Personal information
- Full name: Victor Salvatore Ferla Davidson
- Date of birth: 8 November 1950 (age 75)
- Place of birth: Glasgow, Scotland
- Height: 1.75 m (5 ft 9 in)
- Position: Midfielder

Youth career
- Glasgow United
- 1967–1970: Celtic

Senior career*
- Years: Team / Apps / (Gls)
- 1970–1975: Celtic / 22 / (14)
- 1975–1978: Motherwell / 95 / (19)
- 1978–1979: Blackpool / 25 / (3)
- 1979–1980: Celtic / 17 / (3)
- 1980–1982: Phoenix Inferno (indoor) / 36 / (58)
- 1982–1984: Cleveland Force (indoor) / 100 / (79)
- 1984–1985: Canton Invaders (indoor) / ? / (?)

= Vic Davidson =

Scottish footballer

Victor Salvatore Ferla Davidson (born 8 November 1950) is a Scottish retired professional footballer. He played in midfield.

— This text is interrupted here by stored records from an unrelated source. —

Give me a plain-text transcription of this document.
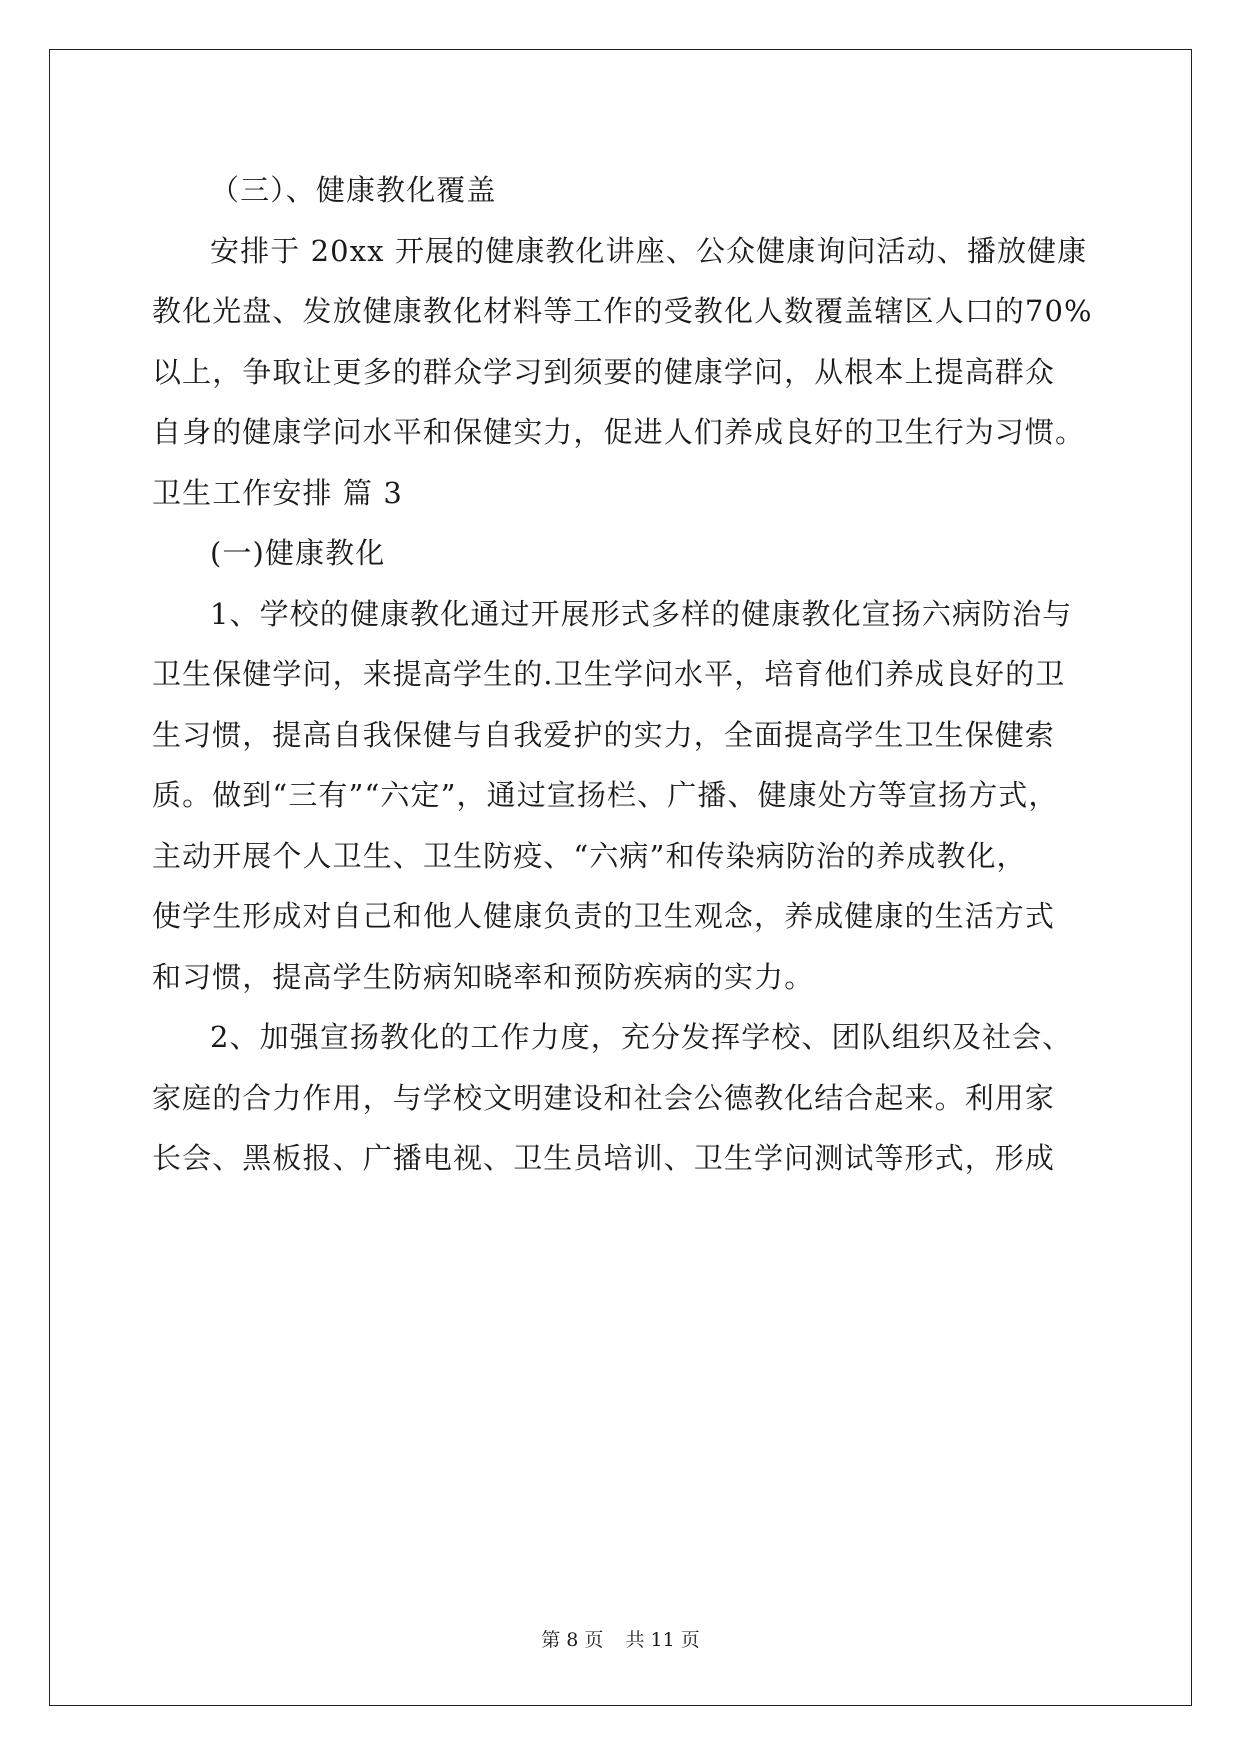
（三）、健康教化覆盖
安排于 20xx 开展的健康教化讲座、公众健康询问活动、播放健康
教化光盘、发放健康教化材料等工作的受教化人数覆盖辖区人口的70%
以上，争取让更多的群众学习到须要的健康学问，从根本上提高群众
自身的健康学问水平和保健实力，促进人们养成良好的卫生行为习惯。
卫生工作安排 篇 3
(一)健康教化
1、学校的健康教化通过开展形式多样的健康教化宣扬六病防治与
卫生保健学问，来提高学生的.卫生学问水平，培育他们养成良好的卫
生习惯，提高自我保健与自我爱护的实力，全面提高学生卫生保健索
质。做到“三有”“六定”，通过宣扬栏、广播、健康处方等宣扬方式，
主动开展个人卫生、卫生防疫、“六病”和传染病防治的养成教化，
使学生形成对自己和他人健康负责的卫生观念，养成健康的生活方式
和习惯，提高学生防病知晓率和预防疾病的实力。
2、加强宣扬教化的工作力度，充分发挥学校、团队组织及社会、
家庭的合力作用，与学校文明建设和社会公德教化结合起来。利用家
长会、黑板报、广播电视、卫生员培训、卫生学问测试等形式，形成
第 8 页 共 11 页
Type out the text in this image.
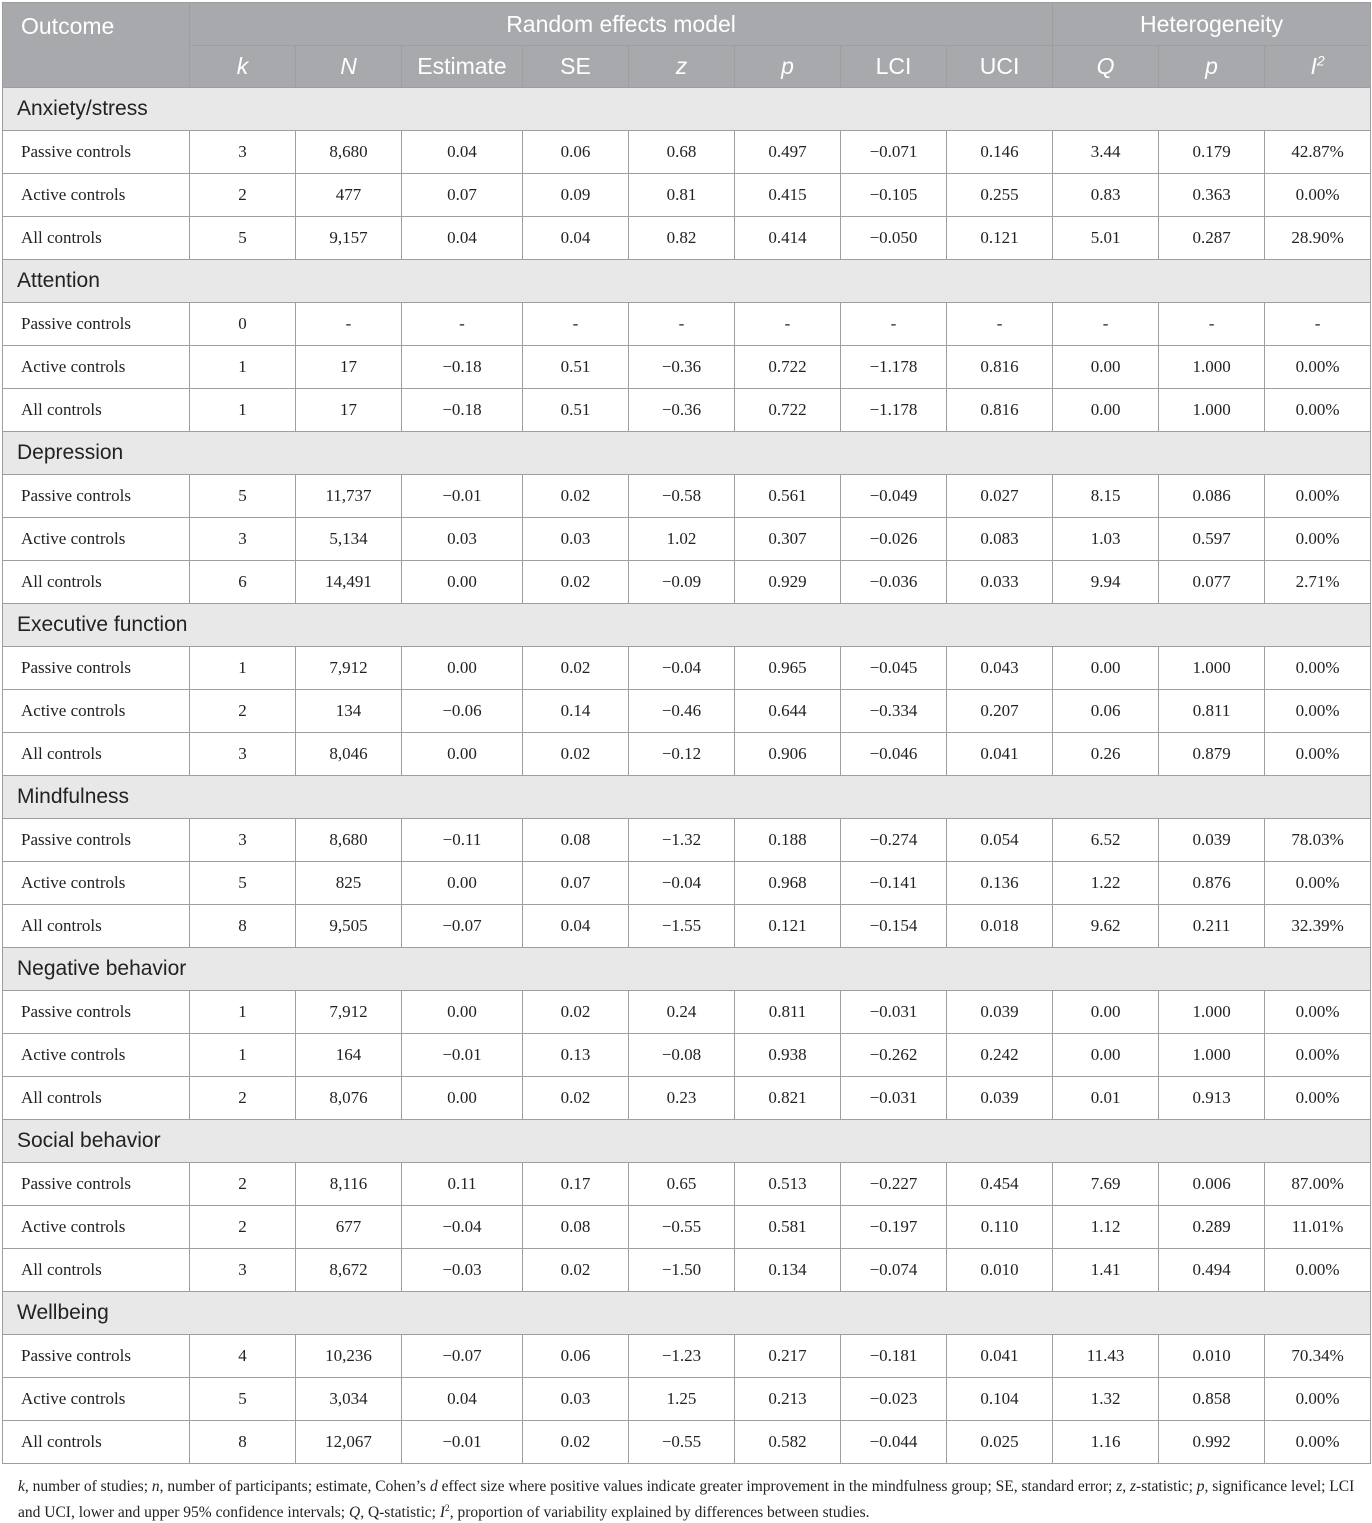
Outcome	Random effects model								Heterogeneity		
	k	N	Estimate	SE	z	p	LCI	UCI	Q	p	$I^2$
Anxiety/stress											
Passive controls	3	8,680	0.04	0.06	0.68	0.497	−0.071	0.146	3.44	0.179	42.87%
Active controls	2	477	0.07	0.09	0.81	0.415	−0.105	0.255	0.83	0.363	0.00%
All controls	5	9,157	0.04	0.04	0.82	0.414	−0.050	0.121	5.01	0.287	28.90%
Attention											
Passive controls	0	-	-	-	-	-	-	-	-	-	-
Active controls	1	17	−0.18	0.51	−0.36	0.722	−1.178	0.816	0.00	1.000	0.00%
All controls	1	17	−0.18	0.51	−0.36	0.722	−1.178	0.816	0.00	1.000	0.00%
Depression											
Passive controls	5	11,737	−0.01	0.02	−0.58	0.561	−0.049	0.027	8.15	0.086	0.00%
Active controls	3	5,134	0.03	0.03	1.02	0.307	−0.026	0.083	1.03	0.597	0.00%
All controls	6	14,491	0.00	0.02	−0.09	0.929	−0.036	0.033	9.94	0.077	2.71%
Executive function											
Passive controls	1	7,912	0.00	0.02	−0.04	0.965	−0.045	0.043	0.00	1.000	0.00%
Active controls	2	134	−0.06	0.14	−0.46	0.644	−0.334	0.207	0.06	0.811	0.00%
All controls	3	8,046	0.00	0.02	−0.12	0.906	−0.046	0.041	0.26	0.879	0.00%
Mindfulness											
Passive controls	3	8,680	−0.11	0.08	−1.32	0.188	−0.274	0.054	6.52	0.039	78.03%
Active controls	5	825	0.00	0.07	−0.04	0.968	−0.141	0.136	1.22	0.876	0.00%
All controls	8	9,505	−0.07	0.04	−1.55	0.121	−0.154	0.018	9.62	0.211	32.39%
Negative behavior											
Passive controls	1	7,912	0.00	0.02	0.24	0.811	−0.031	0.039	0.00	1.000	0.00%
Active controls	1	164	−0.01	0.13	−0.08	0.938	−0.262	0.242	0.00	1.000	0.00%
All controls	2	8,076	0.00	0.02	0.23	0.821	−0.031	0.039	0.01	0.913	0.00%
Social behavior											
Passive controls	2	8,116	0.11	0.17	0.65	0.513	−0.227	0.454	7.69	0.006	87.00%
Active controls	2	677	−0.04	0.08	−0.55	0.581	−0.197	0.110	1.12	0.289	11.01%
All controls	3	8,672	−0.03	0.02	−1.50	0.134	−0.074	0.010	1.41	0.494	0.00%
Wellbeing											
Passive controls	4	10,236	−0.07	0.06	−1.23	0.217	−0.181	0.041	11.43	0.010	70.34%
Active controls	5	3,034	0.04	0.03	1.25	0.213	−0.023	0.104	1.32	0.858	0.00%
All controls	8	12,067	−0.01	0.02	−0.55	0.582	−0.044	0.025	1.16	0.992	0.00%
k, number of studies; n, number of participants; estimate, Cohen’s d effect size where positive values indicate greater improvement in the mindfulness group; SE, standard error; z, z-statistic; p, significance level; LCI and UCI, lower and upper 95% confidence intervals; Q, Q-statistic; $I^2$, proportion of variability explained by differences between studies.
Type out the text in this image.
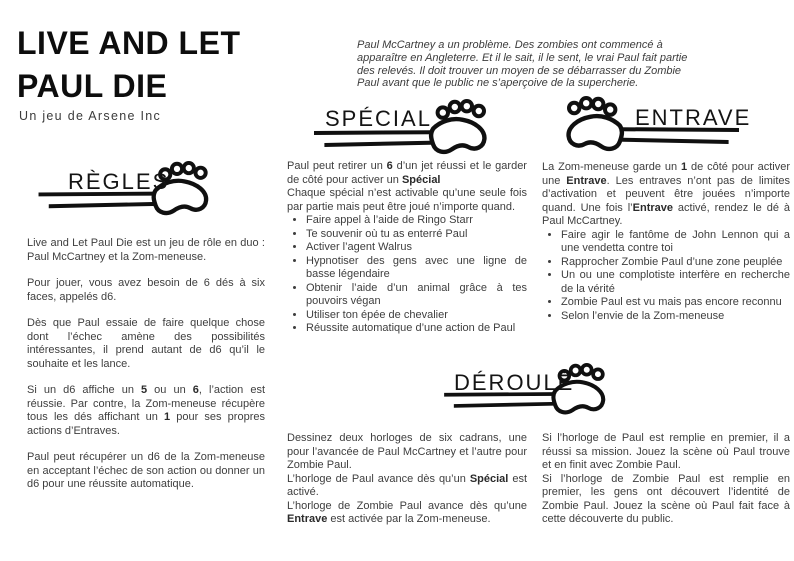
LIVE AND LET
PAUL DIE
Un jeu de Arsene Inc

Paul McCartney a un problème. Des zombies ont commencé à apparaître en Angleterre. Et il le sait, il le sent, le vrai Paul fait partie des relevés. Il doit trouver un moyen de se débarrasser du Zombie Paul avant que le public ne s’aperçoive de la supercherie.

RÈGLES
SPÉCIAL	ENTRAVE
DÉROULÉ

Live and Let Paul Die est un jeu de rôle en duo : Paul McCartney et la Zom-meneuse.

Pour jouer, vous avez besoin de 6 dés à six faces, appelés d6.

Dès que Paul essaie de faire quelque chose dont l’échec amène des possibilités intéressantes, il prend autant de d6 qu’il le souhaite et les lance.

Si un d6 affiche un 5 ou un 6, l’action est réussie. Par contre, la Zom-meneuse récupère tous les dés affichant un 1 pour ses propres actions d’Entraves.

Paul peut récupérer un d6 de la Zom-meneuse en acceptant l’échec de son action ou donner un d6 pour une réussite automatique.

Paul peut retirer un 6 d’un jet réussi et le garder de côté pour activer un Spécial

Chaque spécial n’est activable qu’une seule fois par partie mais peut être joué n’importe quand.

• Faire appel à l’aide de Ringo Starr
• Te souvenir où tu as enterré Paul
• Activer l’agent Walrus
• Hypnotiser des gens avec une ligne de basse légendaire
• Obtenir l’aide d’un animal grâce à tes pouvoirs végan
• Utiliser ton épée de chevalier
• Réussite automatique d’une action de Paul

La Zom-meneuse garde un 1 de côté pour activer une Entrave. Les entraves n’ont pas de limites d’activation et peuvent être jouées n’importe quand. Une fois l’Entrave activé, rendez le dé à Paul McCartney.

• Faire agir le fantôme de John Lennon qui a une vendetta contre toi
• Rapprocher Zombie Paul d’une zone peuplée
• Un ou une complotiste interfère en recherche de la vérité
• Zombie Paul est vu mais pas encore reconnu
• Selon l’envie de la Zom-meneuse

Dessinez deux horloges de six cadrans, une pour l’avancée de Paul McCartney et l’autre pour Zombie Paul.

L’horloge de Paul avance dès qu’un Spécial est activé.

L’horloge de Zombie Paul avance dès qu’une Entrave est activée par la Zom-meneuse.

Si l’horloge de Paul est remplie en premier, il a réussi sa mission. Jouez la scène où Paul trouve et en finit avec Zombie Paul.

Si l’horloge de Zombie Paul est remplie en premier, les gens ont découvert l’identité de Zombie Paul. Jouez la scène où Paul fait face à cette découverte du public.
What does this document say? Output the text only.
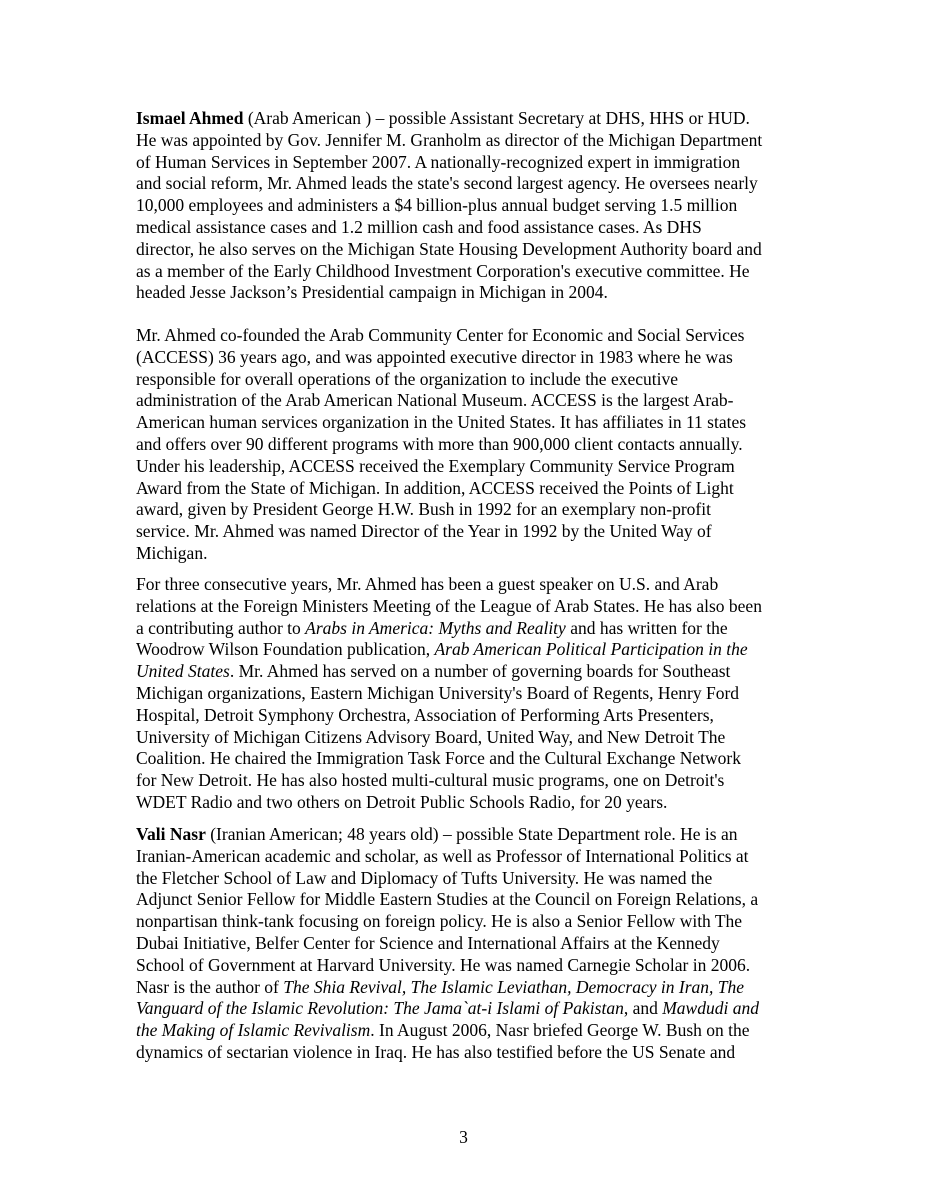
Ismael Ahmed (Arab American ) – possible Assistant Secretary at DHS, HHS or HUD.
He was appointed by Gov. Jennifer M. Granholm as director of the Michigan Department
of Human Services in September 2007. A nationally-recognized expert in immigration
and social reform, Mr. Ahmed leads the state's second largest agency. He oversees nearly
10,000 employees and administers a $4 billion-plus annual budget serving 1.5 million
medical assistance cases and 1.2 million cash and food assistance cases. As DHS
director, he also serves on the Michigan State Housing Development Authority board and
as a member of the Early Childhood Investment Corporation's executive committee. He
headed Jesse Jackson’s Presidential campaign in Michigan in 2004.
Mr. Ahmed co-founded the Arab Community Center for Economic and Social Services
(ACCESS) 36 years ago, and was appointed executive director in 1983 where he was
responsible for overall operations of the organization to include the executive
administration of the Arab American National Museum. ACCESS is the largest Arab-
American human services organization in the United States. It has affiliates in 11 states
and offers over 90 different programs with more than 900,000 client contacts annually.
Under his leadership, ACCESS received the Exemplary Community Service Program
Award from the State of Michigan. In addition, ACCESS received the Points of Light
award, given by President George H.W. Bush in 1992 for an exemplary non-profit
service. Mr. Ahmed was named Director of the Year in 1992 by the United Way of
Michigan.
For three consecutive years, Mr. Ahmed has been a guest speaker on U.S. and Arab
relations at the Foreign Ministers Meeting of the League of Arab States. He has also been
a contributing author to Arabs in America: Myths and Reality and has written for the
Woodrow Wilson Foundation publication, Arab American Political Participation in the
United States. Mr. Ahmed has served on a number of governing boards for Southeast
Michigan organizations, Eastern Michigan University's Board of Regents, Henry Ford
Hospital, Detroit Symphony Orchestra, Association of Performing Arts Presenters,
University of Michigan Citizens Advisory Board, United Way, and New Detroit The
Coalition. He chaired the Immigration Task Force and the Cultural Exchange Network
for New Detroit. He has also hosted multi-cultural music programs, one on Detroit's
WDET Radio and two others on Detroit Public Schools Radio, for 20 years.
Vali Nasr (Iranian American; 48 years old) – possible State Department role. He is an
Iranian-American academic and scholar, as well as Professor of International Politics at
the Fletcher School of Law and Diplomacy of Tufts University. He was named the
Adjunct Senior Fellow for Middle Eastern Studies at the Council on Foreign Relations, a
nonpartisan think-tank focusing on foreign policy. He is also a Senior Fellow with The
Dubai Initiative, Belfer Center for Science and International Affairs at the Kennedy
School of Government at Harvard University. He was named Carnegie Scholar in 2006.
Nasr is the author of The Shia Revival, The Islamic Leviathan, Democracy in Iran, The
Vanguard of the Islamic Revolution: The Jama`at-i Islami of Pakistan, and Mawdudi and
the Making of Islamic Revivalism. In August 2006, Nasr briefed George W. Bush on the
dynamics of sectarian violence in Iraq. He has also testified before the US Senate and
3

Glasgow-born Davidson grew up in Calton and Bridgeton. He attended school at Sacred Heart R.C., where he played in the same football team as future musician Frankie Miller. In 1967, he signed as a schoolboy player with Celtic and was given his first-team debut in 1970. He played only sporadically over the next five years before being transferred to Motherwell in 1975. After three seasons with the Well, he signed for English club Blackpool. In March 1979, Celtic bought Davidson from Blackpool for £35,000. The following year, he moved to the United States, where he signed with the Phoenix Inferno of the Major Indoor Soccer League. He finished the season ranked third in goals. In 1982, he moved to the Cleveland Force. Davidson was slowed by a leg injury during the 1983–84 season and the Force released him at the end of the season. After no other MISL teams expressed an interest in him, he signed with the Canton Invaders of the American Indoor Soccer Association. That year, the Invaders won the league title.

Since he retired, Davidson has been coaching at the Scottsdale Soccer Club in Arizona.